陈东接过资料和布袋,资料上的字迹有些潦草,但能看出来是用心的,有手绘的植株形态图,有简单的土壤剖面描述,还有针对不同药材的种植密度、施肥建议。布袋里装着些不同地点的土样,还标了编号。
倒是有一点跟陈东不谋而合,那就是种植补肾的药材。
“我之前跟你提的条件不变,基地的技术层面,你全权负责,我出钱出地出人,成立个公司,你可以选择作为指导,从我这拿工资,也可以用技术入股,以后从我这拿分成,另外,我还会单独给你开一份专家津贴,但前提是,你得常驻这边最少半年,
至少前期得盯紧了,后期还要给我培养专门的技术人才……”
“技术人才就不用了,我亲自驻扎在这!”
林翰迫不及待地接口,眼神闪烁,似乎生怕陈东反悔,“我可以申请一个长期的岭南药材资源调研项目,课题现成的,时间上好安排……不瞒你说,陈老板,我是真觉得这边有意思,有搞头,比在学校里天天对着标本和文献生动多了!”
他说得有点激动,但陈东看他那躲闪的眼神和提到学校时的不自然,心里门清。
什么课题调研,多半是在何红给他编织的温柔乡里尝到了前所未有的甜头,舍不得走了,顺便找个冠冕堂皇的理由留下来继续深入研究,学校那边,估计也待得有点闷,或者有些不好说的麻烦。
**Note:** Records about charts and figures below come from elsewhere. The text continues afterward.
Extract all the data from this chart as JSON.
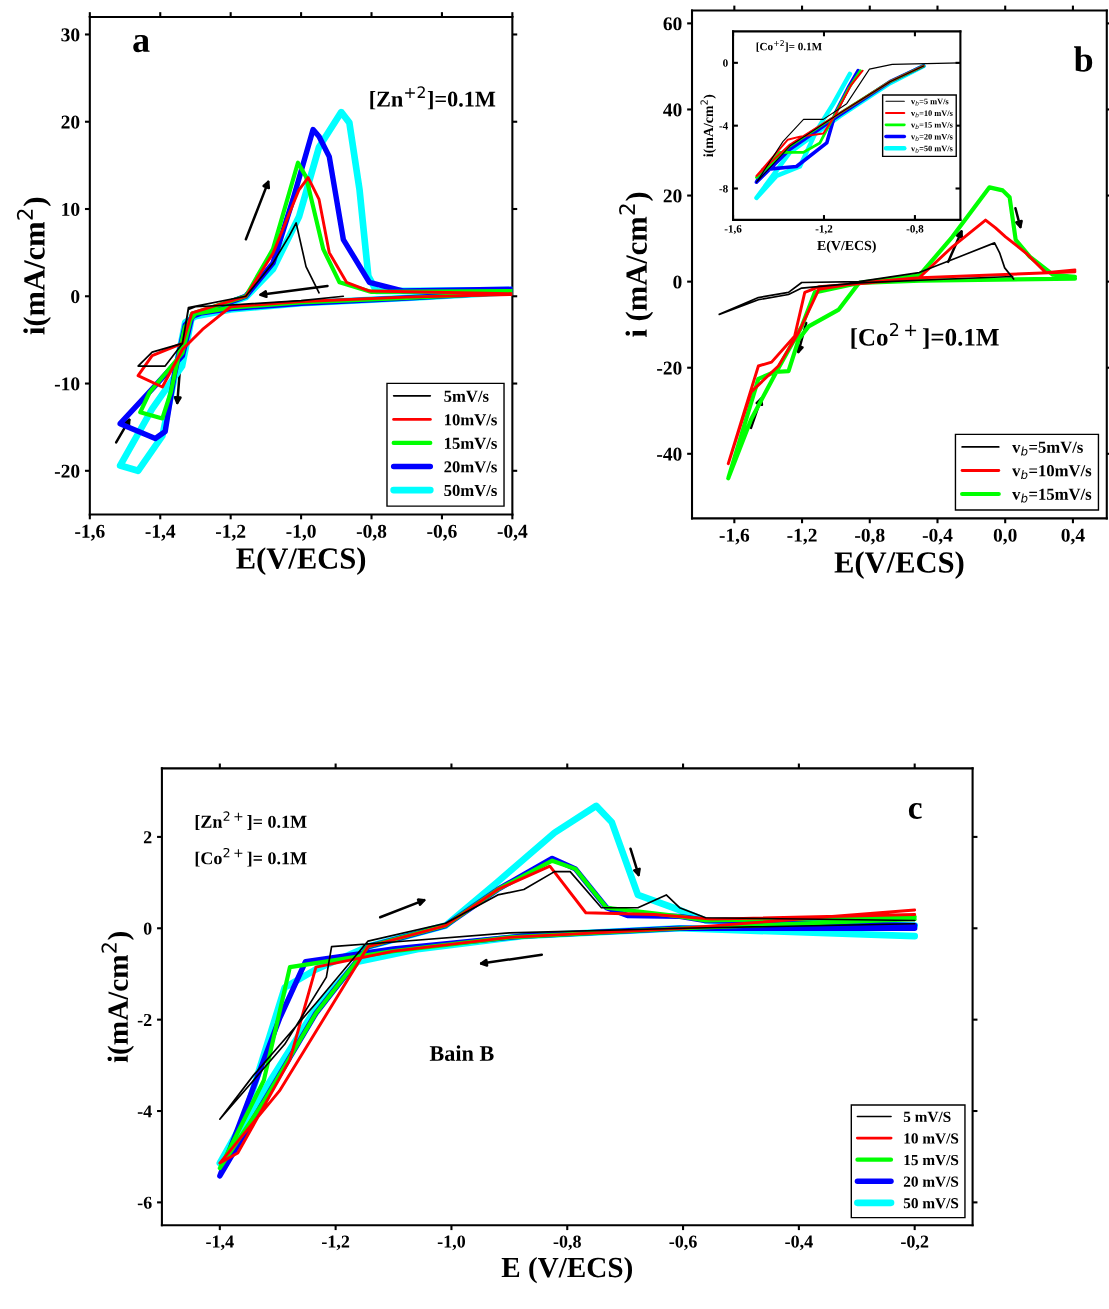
{
  "chart_data": [
    {
      "type": "line",
      "xlabel": "E(V/ECS)",
      "ylabel": "i(mA/cm$^{2}$)",
      "annotations": [
        "a",
        "[Zn$^{+2}$]=0.1M"
      ],
      "xlim": [
        -1.6,
        -0.4
      ],
      "xticks": [
        {
          "value": -1.6,
          "label": "-1,6"
        },
        {
          "value": -1.4,
          "label": "-1,4"
        },
        {
          "value": -1.2,
          "label": "-1,2"
        },
        {
          "value": -1.0,
          "label": "-1,0"
        },
        {
          "value": -0.8,
          "label": "-0,8"
        },
        {
          "value": -0.6,
          "label": "-0,6"
        },
        {
          "value": -0.4,
          "label": "-0,4"
        }
      ],
      "ylim": [
        -25,
        32
      ],
      "yticks": [
        -20,
        -10,
        0,
        10,
        20,
        30
      ],
      "legend": "bottom right",
      "grid": false,
      "tick_labels": "xy",
      "series": [
        {
          "name": "5mV/s",
          "color": "#000000",
          "x": [
            -0.88,
            -1.0,
            -1.2,
            -1.3,
            -1.32,
            -1.337,
            -1.386,
            -1.463,
            -1.423,
            -1.337,
            -1.32,
            -1.157,
            -1.08,
            -1.034,
            -1.014,
            -0.986,
            -0.949
          ],
          "values": [
            0,
            -0.5,
            -1.0,
            -1.2,
            -1.5,
            -5.4,
            -8,
            -8,
            -6.4,
            -5.4,
            -1.3,
            0,
            3.8,
            6.9,
            8.4,
            3.4,
            0.4
          ]
        },
        {
          "name": "10mV/s",
          "color": "#ff0000",
          "x": [
            -0.4,
            -0.7,
            -1.0,
            -1.2,
            -1.234,
            -1.28,
            -1.337,
            -1.394,
            -1.463,
            -1.423,
            -1.337,
            -1.31,
            -1.157,
            -1.08,
            -1.006,
            -0.98,
            -0.949,
            -0.92,
            -0.871,
            -0.806,
            -0.4
          ],
          "values": [
            0.2,
            -0.1,
            -0.6,
            -1.2,
            -2.3,
            -3.8,
            -6.1,
            -10.4,
            -9.1,
            -6.8,
            -5.4,
            -1.9,
            0,
            4.9,
            12.2,
            13.6,
            11.1,
            5.0,
            1.6,
            0.6,
            0.3
          ]
        },
        {
          "name": "15mV/s",
          "color": "#00ff00",
          "x": [
            -0.4,
            -0.7,
            -1.0,
            -1.2,
            -1.3,
            -1.33,
            -1.37,
            -1.394,
            -1.457,
            -1.43,
            -1.337,
            -1.31,
            -1.157,
            -1.08,
            -1.009,
            -0.986,
            -0.937,
            -0.891,
            -0.8,
            -0.4
          ],
          "values": [
            0.4,
            -0.2,
            -0.7,
            -1.3,
            -2.0,
            -3.5,
            -11,
            -14,
            -13.3,
            -11,
            -6.5,
            -2.0,
            0,
            5.4,
            15.3,
            13.7,
            5.4,
            1.6,
            0.5,
            0.6
          ]
        },
        {
          "name": "20mV/s",
          "color": "#0000ff",
          "x": [
            -0.4,
            -0.7,
            -1.0,
            -1.2,
            -1.3,
            -1.329,
            -1.36,
            -1.386,
            -1.414,
            -1.514,
            -1.42,
            -1.337,
            -1.31,
            -1.157,
            -1.08,
            -1.023,
            -0.966,
            -0.949,
            -0.92,
            -0.88,
            -0.806,
            -0.709,
            -0.4
          ],
          "values": [
            0.5,
            -0.2,
            -0.8,
            -1.4,
            -2.0,
            -3.3,
            -9,
            -15.5,
            -16.3,
            -14.6,
            -10.5,
            -6.8,
            -2.3,
            0,
            3.8,
            11.1,
            19.1,
            18.3,
            16,
            6.5,
            1.6,
            0.6,
            0.8
          ]
        },
        {
          "name": "50mV/s",
          "color": "#00ffff",
          "x": [
            -0.4,
            -0.7,
            -1.0,
            -1.2,
            -1.3,
            -1.329,
            -1.366,
            -1.394,
            -1.463,
            -1.514,
            -1.423,
            -1.338,
            -1.31,
            -1.157,
            -1.08,
            -1.006,
            -0.949,
            -0.886,
            -0.863,
            -0.834,
            -0.809,
            -0.786,
            -0.4
          ],
          "values": [
            0.5,
            -0.2,
            -0.8,
            -1.5,
            -2.3,
            -3.0,
            -10.6,
            -16,
            -20,
            -19.4,
            -12.9,
            -8.0,
            -2.3,
            -0.1,
            3.1,
            9.1,
            17.1,
            21.1,
            19.9,
            12.2,
            2.3,
            0.6,
            0.7
          ]
        }
      ]
    },
    {
      "type": "line",
      "xlabel": "E(V/ECS)",
      "ylabel": "i (mA/cm$^{2}$)",
      "annotations": [
        "b",
        "[Co$^{2+}$]=0.1M"
      ],
      "xlim": [
        -1.85,
        0.6
      ],
      "xticks": [
        {
          "value": -1.6,
          "label": "-1,6"
        },
        {
          "value": -1.2,
          "label": "-1,2"
        },
        {
          "value": -0.8,
          "label": "-0,8"
        },
        {
          "value": -0.4,
          "label": "-0,4"
        },
        {
          "value": 0.0,
          "label": "0,0"
        },
        {
          "value": 0.4,
          "label": "0,4"
        }
      ],
      "ylim": [
        -55,
        63
      ],
      "yticks": [
        -40,
        -20,
        0,
        20,
        40,
        60
      ],
      "legend": "bottom right",
      "grid": false,
      "series": [
        {
          "name": "v$_{b}$=5mV/s",
          "color": "#000000",
          "x": [
            0.044,
            -0.4,
            -0.864,
            -1.202,
            -1.28,
            -1.458,
            -1.689,
            -1.458,
            -1.28,
            -1.202,
            -0.864,
            -0.508,
            -0.27,
            -0.063,
            -0.033,
            -0.003,
            0.05
          ],
          "values": [
            1.2,
            0.5,
            -0.3,
            -1.5,
            -3.0,
            -4.2,
            -7.6,
            -3.7,
            -2.5,
            -0.2,
            0,
            2.1,
            5.8,
            9.0,
            6.7,
            3.2,
            0.6
          ]
        },
        {
          "name": "v$_{b}$=10mV/s",
          "color": "#ff0000",
          "x": [
            0.412,
            -0.5,
            -0.864,
            -1.101,
            -1.184,
            -1.244,
            -1.38,
            -1.458,
            -1.636,
            -1.5,
            -1.34,
            -1.22,
            -1.101,
            -0.864,
            -0.508,
            -0.312,
            -0.116,
            -0.057,
            0.002,
            0.121,
            0.24,
            0.412
          ],
          "values": [
            2.3,
            0.9,
            -0.5,
            -1.2,
            -2.5,
            -12.7,
            -18.7,
            -19.6,
            -42.3,
            -25.6,
            -19.6,
            -11.8,
            -1.8,
            -0.3,
            0.9,
            8.1,
            14.3,
            12.5,
            10.4,
            6.7,
            2.1,
            2.7
          ]
        },
        {
          "name": "v$_{b}$=15mV/s",
          "color": "#00ff00",
          "x": [
            0.412,
            -0.5,
            -0.864,
            -0.983,
            -1.161,
            -1.22,
            -1.28,
            -1.362,
            -1.458,
            -1.636,
            -1.5,
            -1.34,
            -1.202,
            -1.125,
            -0.864,
            -0.508,
            -0.312,
            -0.093,
            -0.015,
            0.026,
            0.062,
            0.145,
            0.282,
            0.412
          ],
          "values": [
            0.7,
            0.2,
            -0.3,
            -6.5,
            -10.4,
            -13.4,
            -20.8,
            -21,
            -22.6,
            -45.7,
            -31.9,
            -20.1,
            -10.4,
            -2.5,
            -0.3,
            1.4,
            10.4,
            21.9,
            21.2,
            19.6,
            9.7,
            5.8,
            1.6,
            1.1
          ]
        }
      ]
    },
    {
      "type": "line",
      "xlabel": "E(V/ECS)",
      "ylabel": "i(mA/cm$^{2}$)",
      "annotations": [
        "[Co$^{+2}$]= 0.1M"
      ],
      "xlim": [
        -1.6,
        -0.6
      ],
      "xticks": [
        {
          "value": -1.6,
          "label": "-1,6"
        },
        {
          "value": -1.2,
          "label": "-1,2"
        },
        {
          "value": -0.8,
          "label": "-0,8"
        }
      ],
      "ylim": [
        -10,
        2
      ],
      "yticks": [
        -8,
        -4,
        0
      ],
      "legend": "right",
      "grid": false,
      "series": [
        {
          "name": "v$_{b}$=5 mV/s",
          "color": "#000000",
          "x": [
            -0.6,
            -0.9,
            -1.0,
            -1.1,
            -1.203,
            -1.29,
            -1.38,
            -1.497,
            -1.35,
            -1.13,
            -0.91,
            -0.762
          ],
          "values": [
            0,
            -0.1,
            -0.4,
            -2.6,
            -3.6,
            -3.6,
            -5.0,
            -7.6,
            -5.3,
            -3.2,
            -1.2,
            -0.2
          ]
        },
        {
          "name": "v$_{b}$=10 mV/s",
          "color": "#ff0000",
          "x": [
            -1.03,
            -1.08,
            -1.15,
            -1.203,
            -1.306,
            -1.36,
            -1.497,
            -1.35,
            -1.13,
            -0.91,
            -0.762
          ],
          "values": [
            -0.5,
            -1.4,
            -3.3,
            -4.5,
            -4.7,
            -4.9,
            -7.2,
            -5.2,
            -3.2,
            -1.2,
            -0.2
          ]
        },
        {
          "name": "v$_{b}$=15 mV/s",
          "color": "#00ff00",
          "x": [
            -1.04,
            -1.09,
            -1.16,
            -1.218,
            -1.291,
            -1.394,
            -1.497,
            -1.35,
            -1.13,
            -0.91,
            -0.762
          ],
          "values": [
            -0.5,
            -1.6,
            -3.5,
            -5.1,
            -5.7,
            -5.7,
            -7.3,
            -5.3,
            -3.2,
            -1.2,
            -0.2
          ]
        },
        {
          "name": "v$_{b}$=20 mV/s",
          "color": "#0000ff",
          "x": [
            -1.05,
            -1.09,
            -1.15,
            -1.188,
            -1.321,
            -1.468,
            -1.497,
            -1.35,
            -1.13,
            -0.91,
            -0.762
          ],
          "values": [
            -0.5,
            -1.5,
            -3.2,
            -5.1,
            -6.6,
            -6.8,
            -7.6,
            -5.5,
            -3.3,
            -1.2,
            -0.2
          ]
        },
        {
          "name": "v$_{b}$=50 mV/s",
          "color": "#00ffff",
          "x": [
            -1.086,
            -1.159,
            -1.232,
            -1.306,
            -1.409,
            -1.497,
            -1.35,
            -1.13,
            -0.91,
            -0.762
          ],
          "values": [
            -0.7,
            -2.6,
            -4.3,
            -6.6,
            -7.2,
            -8.6,
            -5.7,
            -3.4,
            -1.3,
            -0.2
          ]
        }
      ]
    },
    {
      "type": "line",
      "xlabel": "E (V/ECS)",
      "ylabel": "i(mA/cm$^{2}$)",
      "annotations": [
        "c",
        "[Zn$^{2+}$]= 0.1M",
        "[Co$^{2+}$]= 0.1M",
        "Bain B"
      ],
      "xlim": [
        -1.5,
        -0.1
      ],
      "xticks": [
        {
          "value": -1.4,
          "label": "-1,4"
        },
        {
          "value": -1.2,
          "label": "-1,2"
        },
        {
          "value": -1.0,
          "label": "-1,0"
        },
        {
          "value": -0.8,
          "label": "-0,8"
        },
        {
          "value": -0.6,
          "label": "-0,6"
        },
        {
          "value": -0.4,
          "label": "-0,4"
        },
        {
          "value": -0.2,
          "label": "-0,2"
        }
      ],
      "ylim": [
        -6.5,
        3.5
      ],
      "yticks": [
        -6,
        -4,
        -2,
        0,
        2
      ],
      "legend": "bottom right",
      "grid": false,
      "series": [
        {
          "name": "5 mV/S",
          "color": "#000000",
          "x": [
            -0.2,
            -0.6,
            -0.9,
            -1.1,
            -1.207,
            -1.216,
            -1.288,
            -1.4,
            -1.342,
            -1.234,
            -1.144,
            -1.01,
            -0.92,
            -0.875,
            -0.822,
            -0.795,
            -0.741,
            -0.678,
            -0.629,
            -0.606,
            -0.561,
            -0.2
          ],
          "values": [
            0.1,
            0,
            -0.1,
            -0.3,
            -0.4,
            -1.07,
            -2.54,
            -4.18,
            -3.22,
            -1.64,
            -0.28,
            0.11,
            0.73,
            0.85,
            1.24,
            1.24,
            0.45,
            0.45,
            0.73,
            0.45,
            0.23,
            0.17
          ]
        },
        {
          "name": "10 mV/S",
          "color": "#ff0000",
          "x": [
            -0.2,
            -0.6,
            -0.9,
            -1.1,
            -1.234,
            -1.279,
            -1.369,
            -1.4,
            -1.297,
            -1.144,
            -1.01,
            -0.92,
            -0.83,
            -0.768,
            -0.65,
            -0.55,
            -0.2
          ],
          "values": [
            0.4,
            0,
            -0.2,
            -0.5,
            -0.85,
            -2.88,
            -4.92,
            -5.14,
            -3.56,
            -0.4,
            0.06,
            0.85,
            1.36,
            0.34,
            0.3,
            0.2,
            0.3
          ]
        },
        {
          "name": "15 mV/S",
          "color": "#00ff00",
          "x": [
            -0.2,
            -0.6,
            -0.9,
            -1.1,
            -1.279,
            -1.324,
            -1.4,
            -1.324,
            -1.234,
            -1.144,
            -1.01,
            -0.92,
            -0.826,
            -0.786,
            -0.732,
            -0.606,
            -0.561,
            -0.2
          ],
          "values": [
            0.2,
            0,
            -0.2,
            -0.5,
            -0.85,
            -3.33,
            -5.25,
            -3.79,
            -1.86,
            -0.4,
            0.06,
            0.85,
            1.48,
            1.3,
            0.45,
            0.26,
            0.17,
            0.25
          ]
        },
        {
          "name": "20 mV/S",
          "color": "#0000ff",
          "x": [
            -0.2,
            -0.606,
            -0.875,
            -1.1,
            -1.252,
            -1.297,
            -1.4,
            -1.324,
            -1.234,
            -1.144,
            -1.01,
            -0.92,
            -0.826,
            -0.786,
            -0.732,
            -0.696,
            -0.606,
            -0.561,
            -0.2
          ],
          "values": [
            0,
            0,
            -0.17,
            -0.45,
            -0.73,
            -1.98,
            -5.42,
            -3.79,
            -1.86,
            -0.4,
            0.06,
            0.85,
            1.53,
            1.3,
            0.45,
            0.28,
            0.26,
            0.17,
            0.06
          ]
        },
        {
          "name": "50 mV/S",
          "color": "#00ffff",
          "x": [
            -0.2,
            -0.606,
            -0.875,
            -1.055,
            -1.162,
            -1.234,
            -1.324,
            -1.4,
            -1.36,
            -1.288,
            -1.234,
            -1.144,
            -1.01,
            -0.92,
            -0.822,
            -0.75,
            -0.723,
            -0.678,
            -0.606,
            -0.561,
            -0.2
          ],
          "values": [
            -0.17,
            0,
            -0.17,
            -0.45,
            -0.73,
            -1.75,
            -3.56,
            -5.14,
            -4.24,
            -1.3,
            -0.9,
            -0.4,
            0.06,
            1.02,
            2.09,
            2.68,
            2.32,
            0.73,
            0.4,
            0.17,
            0.06
          ]
        }
      ]
    }
  ]
}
不过,这对陈东来说是好事,一个有真才实学,又有明显嗜好和把柄的专家,用起来更顺手。
只不过就可怜了李小瑶了,一个好端端的男人,现在算是彻底被她错过了。
“行,林教授有这份心,咱们就一起干!”
陈东一拍桌子,“的正在谈,人手马上招。技术这一块,你尽快拿出详细的种植规划,包括整地育种,还有采收后的初加工,需要什么设备,列单子,钱不是问题。”